Machine learning is definitely among the hot topics in computer science nowadays. It has found diverse applications in the real world and its impact is expanding even further.

Recently I was approached by a client who had lost some money while playing blackjack online. He claimed that the online casino was cheating and wanted to prove his hypothesis. For this purpose, he wanted an automatic way to record and review some of the games that have been played. We decided to create a computer vision system to be able to track the last games

After some research for available object detection algorithms, we stopped at the Darknet Yolo v3/v4. With a C++ backend and stable results among benchmarks, it looked like a solid choice.

To train the algorithm, we had to gather 1000 samples per class. For example a set of thousand As, Qs … yellow or red cars. Gathering this dataset and labeling is basically 90% of the work required for building a solid model. So we did quite a bit of coding so that the data collection is automated and fed straight into the system.
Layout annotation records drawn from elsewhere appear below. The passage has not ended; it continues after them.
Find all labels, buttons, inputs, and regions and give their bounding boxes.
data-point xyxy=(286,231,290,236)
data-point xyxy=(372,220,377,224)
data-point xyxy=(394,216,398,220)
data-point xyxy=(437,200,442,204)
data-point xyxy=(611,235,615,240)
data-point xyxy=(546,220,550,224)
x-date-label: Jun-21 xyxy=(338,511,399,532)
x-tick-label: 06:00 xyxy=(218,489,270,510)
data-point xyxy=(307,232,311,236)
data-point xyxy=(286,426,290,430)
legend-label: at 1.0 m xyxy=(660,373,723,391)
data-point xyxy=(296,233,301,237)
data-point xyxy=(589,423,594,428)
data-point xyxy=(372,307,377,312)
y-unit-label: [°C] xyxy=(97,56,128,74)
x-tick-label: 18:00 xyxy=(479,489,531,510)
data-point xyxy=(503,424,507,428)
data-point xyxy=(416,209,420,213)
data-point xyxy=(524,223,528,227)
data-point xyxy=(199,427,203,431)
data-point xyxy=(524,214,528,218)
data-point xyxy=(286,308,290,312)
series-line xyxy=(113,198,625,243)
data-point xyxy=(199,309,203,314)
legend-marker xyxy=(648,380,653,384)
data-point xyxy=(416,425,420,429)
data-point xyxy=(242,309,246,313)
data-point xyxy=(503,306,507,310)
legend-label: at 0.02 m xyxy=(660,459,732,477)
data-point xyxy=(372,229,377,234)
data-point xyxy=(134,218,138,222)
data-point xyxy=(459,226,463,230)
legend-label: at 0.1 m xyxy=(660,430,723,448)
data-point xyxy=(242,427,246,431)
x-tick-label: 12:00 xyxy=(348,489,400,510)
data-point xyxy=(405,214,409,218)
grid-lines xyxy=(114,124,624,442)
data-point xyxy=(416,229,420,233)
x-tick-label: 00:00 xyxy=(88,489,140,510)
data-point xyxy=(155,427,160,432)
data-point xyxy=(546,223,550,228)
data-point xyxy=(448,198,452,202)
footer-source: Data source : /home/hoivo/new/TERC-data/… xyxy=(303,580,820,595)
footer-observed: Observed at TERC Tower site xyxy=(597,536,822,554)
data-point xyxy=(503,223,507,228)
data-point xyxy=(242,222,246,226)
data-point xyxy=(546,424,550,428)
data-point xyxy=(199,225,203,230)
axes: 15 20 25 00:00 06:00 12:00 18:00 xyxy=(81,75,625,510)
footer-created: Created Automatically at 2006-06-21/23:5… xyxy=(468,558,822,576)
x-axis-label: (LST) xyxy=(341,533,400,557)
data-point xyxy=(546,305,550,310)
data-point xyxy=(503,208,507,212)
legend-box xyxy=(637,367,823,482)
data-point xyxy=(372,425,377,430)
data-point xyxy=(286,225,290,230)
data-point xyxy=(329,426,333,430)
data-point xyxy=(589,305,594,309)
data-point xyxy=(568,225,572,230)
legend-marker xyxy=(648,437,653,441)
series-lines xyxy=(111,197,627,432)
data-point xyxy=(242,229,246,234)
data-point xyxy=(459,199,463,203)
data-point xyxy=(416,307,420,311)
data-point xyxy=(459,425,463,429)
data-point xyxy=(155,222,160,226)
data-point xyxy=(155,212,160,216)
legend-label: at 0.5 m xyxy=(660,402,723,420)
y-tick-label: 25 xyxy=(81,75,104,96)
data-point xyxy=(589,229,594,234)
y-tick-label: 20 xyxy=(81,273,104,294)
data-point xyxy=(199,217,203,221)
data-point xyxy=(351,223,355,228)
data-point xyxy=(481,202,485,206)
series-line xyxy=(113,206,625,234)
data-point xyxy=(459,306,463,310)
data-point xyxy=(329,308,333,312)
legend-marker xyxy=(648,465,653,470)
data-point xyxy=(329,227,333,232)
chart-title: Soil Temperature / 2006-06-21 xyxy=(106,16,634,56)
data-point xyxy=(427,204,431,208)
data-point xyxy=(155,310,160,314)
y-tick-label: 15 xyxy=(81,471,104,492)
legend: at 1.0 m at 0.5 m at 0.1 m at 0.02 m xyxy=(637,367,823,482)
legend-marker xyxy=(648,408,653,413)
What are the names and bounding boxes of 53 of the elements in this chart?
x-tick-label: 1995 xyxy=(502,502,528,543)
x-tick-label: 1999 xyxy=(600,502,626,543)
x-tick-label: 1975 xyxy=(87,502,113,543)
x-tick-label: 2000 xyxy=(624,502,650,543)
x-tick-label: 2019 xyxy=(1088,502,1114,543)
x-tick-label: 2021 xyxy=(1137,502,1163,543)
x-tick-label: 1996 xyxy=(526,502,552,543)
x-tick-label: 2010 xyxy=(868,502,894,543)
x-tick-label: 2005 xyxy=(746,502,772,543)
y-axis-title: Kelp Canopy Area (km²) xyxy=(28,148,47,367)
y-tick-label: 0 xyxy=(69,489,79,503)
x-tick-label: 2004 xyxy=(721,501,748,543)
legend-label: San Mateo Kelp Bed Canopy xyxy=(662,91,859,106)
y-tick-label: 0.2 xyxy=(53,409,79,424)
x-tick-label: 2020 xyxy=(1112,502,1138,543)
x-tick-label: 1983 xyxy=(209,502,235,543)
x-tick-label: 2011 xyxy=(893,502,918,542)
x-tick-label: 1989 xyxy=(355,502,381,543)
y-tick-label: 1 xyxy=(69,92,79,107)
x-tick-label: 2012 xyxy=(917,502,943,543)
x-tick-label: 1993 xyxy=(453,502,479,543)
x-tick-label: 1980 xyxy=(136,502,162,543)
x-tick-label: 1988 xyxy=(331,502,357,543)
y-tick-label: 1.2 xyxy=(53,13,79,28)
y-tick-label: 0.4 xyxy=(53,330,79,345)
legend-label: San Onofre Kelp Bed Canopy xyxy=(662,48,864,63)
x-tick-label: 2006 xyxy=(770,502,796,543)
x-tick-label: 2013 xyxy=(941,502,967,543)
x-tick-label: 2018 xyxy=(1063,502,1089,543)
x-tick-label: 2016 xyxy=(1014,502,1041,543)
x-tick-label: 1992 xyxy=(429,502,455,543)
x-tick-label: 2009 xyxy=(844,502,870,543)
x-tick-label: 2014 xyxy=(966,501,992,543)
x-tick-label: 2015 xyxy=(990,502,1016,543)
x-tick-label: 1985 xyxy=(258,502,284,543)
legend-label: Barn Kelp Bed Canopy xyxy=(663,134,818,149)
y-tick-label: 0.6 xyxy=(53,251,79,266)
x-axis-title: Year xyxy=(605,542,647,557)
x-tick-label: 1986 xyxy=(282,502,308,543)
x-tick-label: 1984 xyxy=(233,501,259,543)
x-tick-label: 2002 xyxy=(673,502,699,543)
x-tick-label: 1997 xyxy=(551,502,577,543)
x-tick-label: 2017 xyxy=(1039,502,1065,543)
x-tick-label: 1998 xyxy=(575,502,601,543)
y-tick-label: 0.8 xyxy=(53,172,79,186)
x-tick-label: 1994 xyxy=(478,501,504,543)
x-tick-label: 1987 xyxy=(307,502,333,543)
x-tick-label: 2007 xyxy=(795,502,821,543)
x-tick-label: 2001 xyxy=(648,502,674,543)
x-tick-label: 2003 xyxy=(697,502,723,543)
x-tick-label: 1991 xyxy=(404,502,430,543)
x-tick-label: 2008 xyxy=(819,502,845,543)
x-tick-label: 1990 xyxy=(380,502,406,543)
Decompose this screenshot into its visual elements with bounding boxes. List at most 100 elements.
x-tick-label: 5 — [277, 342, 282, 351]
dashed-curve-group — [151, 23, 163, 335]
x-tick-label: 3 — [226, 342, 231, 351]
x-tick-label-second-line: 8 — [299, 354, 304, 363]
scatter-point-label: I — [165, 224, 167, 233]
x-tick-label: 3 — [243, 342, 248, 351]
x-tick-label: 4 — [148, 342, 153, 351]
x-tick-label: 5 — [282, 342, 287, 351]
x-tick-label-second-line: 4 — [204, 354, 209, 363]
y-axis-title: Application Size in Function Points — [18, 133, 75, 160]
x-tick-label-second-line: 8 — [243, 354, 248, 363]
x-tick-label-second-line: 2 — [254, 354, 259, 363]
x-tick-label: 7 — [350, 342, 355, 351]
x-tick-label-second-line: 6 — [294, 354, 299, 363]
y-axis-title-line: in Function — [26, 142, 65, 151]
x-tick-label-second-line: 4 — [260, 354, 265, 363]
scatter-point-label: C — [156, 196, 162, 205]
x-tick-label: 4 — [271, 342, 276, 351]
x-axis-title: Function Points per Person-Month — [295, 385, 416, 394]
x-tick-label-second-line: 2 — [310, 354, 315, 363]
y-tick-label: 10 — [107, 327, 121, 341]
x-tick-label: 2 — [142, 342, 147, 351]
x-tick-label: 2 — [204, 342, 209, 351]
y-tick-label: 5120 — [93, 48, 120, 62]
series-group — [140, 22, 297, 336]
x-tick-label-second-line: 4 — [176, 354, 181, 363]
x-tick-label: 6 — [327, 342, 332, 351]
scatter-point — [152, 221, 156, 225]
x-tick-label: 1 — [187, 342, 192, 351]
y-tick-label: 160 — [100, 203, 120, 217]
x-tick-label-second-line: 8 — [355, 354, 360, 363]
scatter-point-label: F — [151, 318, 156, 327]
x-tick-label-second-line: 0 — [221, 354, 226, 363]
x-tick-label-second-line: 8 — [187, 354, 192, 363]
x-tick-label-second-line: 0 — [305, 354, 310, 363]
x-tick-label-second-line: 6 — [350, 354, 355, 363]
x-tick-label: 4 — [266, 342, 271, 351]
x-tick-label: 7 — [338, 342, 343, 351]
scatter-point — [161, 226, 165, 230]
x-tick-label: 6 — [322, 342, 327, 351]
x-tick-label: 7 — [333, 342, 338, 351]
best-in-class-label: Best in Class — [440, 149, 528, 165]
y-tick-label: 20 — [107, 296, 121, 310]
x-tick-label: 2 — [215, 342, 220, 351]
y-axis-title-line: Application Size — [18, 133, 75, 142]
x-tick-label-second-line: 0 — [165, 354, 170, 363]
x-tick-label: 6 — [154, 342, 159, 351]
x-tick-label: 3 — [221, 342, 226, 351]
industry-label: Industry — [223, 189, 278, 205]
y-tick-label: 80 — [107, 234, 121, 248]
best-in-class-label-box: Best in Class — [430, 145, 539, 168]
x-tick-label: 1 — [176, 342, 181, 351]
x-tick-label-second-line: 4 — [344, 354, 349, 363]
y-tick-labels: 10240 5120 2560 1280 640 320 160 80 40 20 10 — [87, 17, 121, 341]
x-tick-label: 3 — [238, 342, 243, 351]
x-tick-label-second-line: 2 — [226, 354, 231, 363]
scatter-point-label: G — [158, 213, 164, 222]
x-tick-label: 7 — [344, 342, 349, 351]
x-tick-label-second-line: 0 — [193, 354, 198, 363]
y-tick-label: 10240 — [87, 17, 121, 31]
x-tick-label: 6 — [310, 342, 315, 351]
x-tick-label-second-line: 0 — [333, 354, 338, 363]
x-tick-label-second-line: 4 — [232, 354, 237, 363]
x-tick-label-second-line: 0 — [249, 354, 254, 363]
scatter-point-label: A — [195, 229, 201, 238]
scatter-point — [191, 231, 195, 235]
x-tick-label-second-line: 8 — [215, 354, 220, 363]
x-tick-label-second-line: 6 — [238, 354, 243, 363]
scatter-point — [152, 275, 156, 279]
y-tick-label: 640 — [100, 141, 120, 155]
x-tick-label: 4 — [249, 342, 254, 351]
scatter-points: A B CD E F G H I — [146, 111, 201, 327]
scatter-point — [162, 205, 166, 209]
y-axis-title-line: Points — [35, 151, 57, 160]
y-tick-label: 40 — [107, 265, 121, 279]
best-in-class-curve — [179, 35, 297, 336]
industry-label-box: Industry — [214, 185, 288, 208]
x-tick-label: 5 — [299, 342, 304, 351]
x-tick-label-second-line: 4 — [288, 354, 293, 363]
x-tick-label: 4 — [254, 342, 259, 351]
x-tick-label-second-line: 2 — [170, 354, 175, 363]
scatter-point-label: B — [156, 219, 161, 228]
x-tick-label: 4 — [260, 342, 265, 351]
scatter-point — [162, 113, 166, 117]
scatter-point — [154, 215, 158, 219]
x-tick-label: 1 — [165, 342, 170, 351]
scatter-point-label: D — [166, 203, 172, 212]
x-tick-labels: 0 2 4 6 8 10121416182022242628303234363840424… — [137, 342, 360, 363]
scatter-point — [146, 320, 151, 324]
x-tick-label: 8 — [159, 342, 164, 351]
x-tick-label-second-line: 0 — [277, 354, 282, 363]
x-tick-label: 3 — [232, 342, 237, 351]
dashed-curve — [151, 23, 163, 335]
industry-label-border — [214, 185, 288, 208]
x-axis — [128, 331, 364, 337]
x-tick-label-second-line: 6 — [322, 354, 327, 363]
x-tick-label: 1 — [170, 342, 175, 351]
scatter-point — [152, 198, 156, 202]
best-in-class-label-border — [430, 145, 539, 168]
All looked good and easy. Until we moved into production and actual deployment of the model. We realized that on a pc with a decent GPU a prediction with Yolo v4 could take about 0.1 seconds. However, a prediction on a CPU computer deployed in the cloud would be much slower – between 1 and 3 seconds depending on the number of cores and their frequency. The problem here was that for a system processing live data of a few tables with a lag of few seconds created imperfections and errors while processing. At the same time paying for a few computers with a strong GPU on the cloud is rather expensive. We had to solve this problem in a way that is both affordable and meets the requirements for processing a live feed instead of storing data into queues. And there came the clever solution. Instead of feeding a single image of a great resolution to the model, we could only crop the area of the interest (the table with cars ) and stitch together multiple pictures of tables in 1 image. Thus we could fit around 64 inference images into a single picture. Finally, we could interpret results from which original image they came and therefore map the results to the input. This would require only 1 computer with a GPU or a single fast CPU. Therefore the proposed solution fit into all requirements and was applicable.

 

We managed to record play data for 3 weeks period for random players. It turned out that the casino was receiving a 1.79% profit for that time which was close to the expected 1.5% average edge and our client just turned to be really unlucky for some of his play. However, we learned a very useful trick for computer vision inference.